Liability Release
I/We hereby agree to release Skills/Compétences Canada and it’s provincial/territorial member, its representatives, agents, servants and employees from liability for any injury to the named person, resulting from any cause whatsoever occurring to the named person at any time while attending any Skills/Compétences Canada and it’s provincial/territorial member activities, including travel to and from these activities.
I/We hereby confirm that I am responsible for my health and that I acknowledge my/our responsibility to ensure that I/we protect myself/our child from any allergies (food or otherwise) or health concerns which may affect my/their ability to participate in Skills/Compétences Canada and it’s provincial/territorial member’s Competitions.
I/We hereby agree to release Skills/Compétences Canada and it’s provincial/territorial members, its representatives, agents, servants and employees from liability resulting from medical conditions, including medications, allergies, disabilities and the like which may affect my ability to participate and/or which results in illness or death which attending any Skills/Compétences Canada and it’s provincial/territorial member’s activities, including travel to and from these activities.
Medical Acknowledgment
I/We hereby acknowledge that I am medically fit and I have no medical conditions that would interfere with my attendance or participation in the Skills Competition and acknowledge my responsibility to disclose any medical condition that could compromise my safety or the safety of others who attend or participate in Skills Competition activities.

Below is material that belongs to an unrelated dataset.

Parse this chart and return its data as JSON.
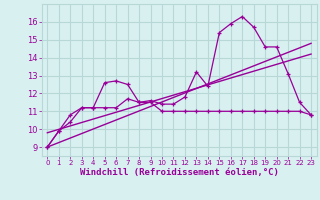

I/We do voluntarily authorize Skills/Compétences Canada and it’s provincial/territorial member to obtain emergency medical treatment and diagnostic procedures for the named person as deemed necessary in reasonable medical judgment.
I/We agree to indemnify and hold harmless Skills/Compétences Canada and it’s provincial/territorial member for any and all claims, demands, actions, rights of action, and/or judgments by or on behalf of the named person arising from or on account of said procedures and/or treatment rendered in good faith and according to accepted medical standards.
Release of information/photos
I/We understand and agree that any information pertaining to my participation in Skills/Compétences Canada and it’s provincial/territorial member’s activities may be sent to other organizations, i.e. media, schools, organizations, my local Member of Parliament and/or Member of the Provincial Parliament, etc.
I/We agree that still photographs and videotapes of me taken during the course of Skills/Compétences Canada and it’s provincial and territorial member’s activities become the property of Skills/Compétences Canada and it’s provincial/territorial member and may be used and reproduced by Skills/Compétences Canada and it’s provincial/territorial member in promotional materials and bulletins.
I/We also understand that Skills/Compétences Canada and it’s provincial/territorial member may communicate with me.